McFarland, however, continued to lead the facility until 1870, when he founded a private asylum. 

Despite the legislature’s own commission detailing McFarland’s patient mistreatment, lawmakers nearly 100 years later made McFarland the namesake of the Springfield psychiatric hospital when it opened in 1968. 

“With that designation, the state didn’t just let Elizabeth down, it let down millions of Americans struggling with their mental health,” Pritzker said Wednesday. 

Packard lived until 1897, spending much of her latter years caring for a daughter who had mental illness – and ensuring she was not institutionalized. McFarland died by suicide in 1891. 

While several historical accounts have acknowledged Packard’s advocacy, her story gained new life in June 2021 when it was featured in a historical novel by bestselling author Kate Moore, of Cambridge, titled: “The Woman They Could Not Silence: One Woman, Her Incredible Fight for Freedom, and the Men Who Tried to Make Her Disappear.”

At Wednesday’s news conference, Pritzker thanked Moore for her book.

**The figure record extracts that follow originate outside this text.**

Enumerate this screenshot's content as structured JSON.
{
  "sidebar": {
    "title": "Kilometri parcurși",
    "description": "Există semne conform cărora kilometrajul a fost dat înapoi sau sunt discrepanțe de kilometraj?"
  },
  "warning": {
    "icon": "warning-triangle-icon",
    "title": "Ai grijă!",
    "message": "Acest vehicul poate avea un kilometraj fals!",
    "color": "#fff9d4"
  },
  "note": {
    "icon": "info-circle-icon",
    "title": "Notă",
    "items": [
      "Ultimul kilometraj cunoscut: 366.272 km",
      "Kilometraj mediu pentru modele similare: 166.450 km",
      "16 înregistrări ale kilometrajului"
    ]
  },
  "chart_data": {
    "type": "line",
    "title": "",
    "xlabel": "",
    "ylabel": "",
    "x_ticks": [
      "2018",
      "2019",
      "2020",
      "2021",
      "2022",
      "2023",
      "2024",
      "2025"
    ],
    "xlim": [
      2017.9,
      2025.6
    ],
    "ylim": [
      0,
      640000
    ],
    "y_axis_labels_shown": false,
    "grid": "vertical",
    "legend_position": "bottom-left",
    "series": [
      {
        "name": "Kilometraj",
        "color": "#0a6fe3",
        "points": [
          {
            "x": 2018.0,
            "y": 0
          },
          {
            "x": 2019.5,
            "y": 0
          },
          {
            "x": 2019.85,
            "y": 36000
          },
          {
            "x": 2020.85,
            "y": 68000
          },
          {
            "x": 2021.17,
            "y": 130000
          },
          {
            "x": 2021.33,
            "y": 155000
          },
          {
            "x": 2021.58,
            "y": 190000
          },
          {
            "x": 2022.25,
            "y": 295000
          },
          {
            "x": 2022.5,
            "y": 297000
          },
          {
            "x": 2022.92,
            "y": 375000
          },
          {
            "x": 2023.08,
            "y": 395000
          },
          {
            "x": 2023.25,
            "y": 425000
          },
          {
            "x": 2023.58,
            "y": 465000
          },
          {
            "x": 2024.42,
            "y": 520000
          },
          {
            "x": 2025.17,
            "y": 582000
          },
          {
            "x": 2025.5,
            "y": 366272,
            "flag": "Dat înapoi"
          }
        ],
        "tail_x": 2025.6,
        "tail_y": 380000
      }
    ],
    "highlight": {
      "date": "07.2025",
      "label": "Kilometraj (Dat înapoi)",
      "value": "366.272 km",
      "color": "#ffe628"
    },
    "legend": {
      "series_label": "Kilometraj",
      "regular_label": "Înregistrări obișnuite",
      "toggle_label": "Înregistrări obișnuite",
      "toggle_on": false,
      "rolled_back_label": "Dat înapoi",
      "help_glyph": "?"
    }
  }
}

He also credited Springfield resident Miranda Bailey-Peetz for launching a petition drive to rename the facility, garnering hundreds of signatures. 

In an interview with Capitol News Illinois on Wednesday via Zoom, Moore said the idea for the book came from the #MeToo movement. She wanted to explore the idea that women have historically been “silenced through the false claim that we’re crazy.” In searching for a heroine for her book on the internet, she stumbled upon a passage about Packard in a University of Wisconsin essay about lunacy in the 19th century.

“And when I started looking into her story, I was like, ‘wow, she is the one,’” Moore said, adding that she learned through extensive research that Packard was fearless in her pursuits to help others but also incredibly modest. Packard may not have personally sought to have her name emblazoned on a building, Moore surmised, but she would have been “delighted” to see McFarland’s name removed and that “the truth is finally coming out.”

“I think she would be personally grateful that she and her work have been recognized when, so much of her life, she was denigrated and dumbed down. I think you would have to take pleasure in that feeling of respect being shown to what you’ve dedicated your life to,” Moore said. “But I also think she would say the work is not done.”